What does "Embedded" mean to you?
jazzed
Posts: 11,803
Embedded is a term often used with micro-controllers.
There are other meanings too.
What does embedded mean to you?
There are other meanings too.
What does embedded mean to you?
Comments
For instance, washing machines and traffic lights used to handle sequencing with some rather large electro-mechanical devices, but these days a small micro-controller can do all that and much more (such as handling a color touchscreen as a display interface).
I suppose non-embedded would be much clearer - a general purpose desktop computer.
The dilemma with embedded is you need something complex to actually support and often that is just not so important in the real world.
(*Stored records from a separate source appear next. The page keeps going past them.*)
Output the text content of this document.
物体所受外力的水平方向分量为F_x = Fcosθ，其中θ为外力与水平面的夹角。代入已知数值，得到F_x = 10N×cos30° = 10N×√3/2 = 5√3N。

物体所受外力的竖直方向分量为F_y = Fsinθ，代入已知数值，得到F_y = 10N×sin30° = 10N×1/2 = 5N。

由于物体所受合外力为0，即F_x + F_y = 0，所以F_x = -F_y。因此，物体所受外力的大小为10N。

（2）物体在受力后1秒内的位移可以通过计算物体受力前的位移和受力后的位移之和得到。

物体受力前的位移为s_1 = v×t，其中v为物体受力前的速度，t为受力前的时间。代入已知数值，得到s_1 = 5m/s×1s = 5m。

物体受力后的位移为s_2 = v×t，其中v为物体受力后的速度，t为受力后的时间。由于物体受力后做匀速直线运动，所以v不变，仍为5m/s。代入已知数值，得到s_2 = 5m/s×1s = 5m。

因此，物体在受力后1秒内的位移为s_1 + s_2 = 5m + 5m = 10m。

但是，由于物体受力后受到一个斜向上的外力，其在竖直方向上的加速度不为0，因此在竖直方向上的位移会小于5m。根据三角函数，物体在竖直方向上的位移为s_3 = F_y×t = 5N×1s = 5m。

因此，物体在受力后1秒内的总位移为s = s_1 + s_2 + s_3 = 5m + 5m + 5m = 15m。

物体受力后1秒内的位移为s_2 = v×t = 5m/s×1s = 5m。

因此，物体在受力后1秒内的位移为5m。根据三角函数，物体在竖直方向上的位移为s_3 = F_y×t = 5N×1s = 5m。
Either tan, or the older technology is lacking opportunities to include sensors and controls.
"...traffic lights used to handle sequencing with some rather large electro-mechanical devices, but these days a small micro-controller can do all that and much more"
Where I come from traffic lights are controlled by ARM processor boards running Linux. I happen to have implemented much of the traffic light controller software that runs in Scandinavia. Over the years demands for IP connectivity to the intersections and sophisticated timing optimization algorithms has resulted in traffic light controller boxes containing more processing power than the PC I had on my desk a short while back. Still embedded systems though.
Mikes definition is traditional and now strikes me as interesting:
The normal interpretation of this is that the user of the system need not know anything of the computer within it. Say a micro in a washing machine or coffee vending machine.
But what now if that device is connected to the "cloud", now the controller is a actually outside the machine in some place who knows where. Now it's "embedded" processor is actually external to the device. Sounds crazy but I bet there are such things already.
I think of embedded as a device specifically designed to do certain tasks, and nothing else. Flashing firmware is the closest you could get to modifying what it does. End users can't load spyware on em and they don't need to be rebooted twice a day.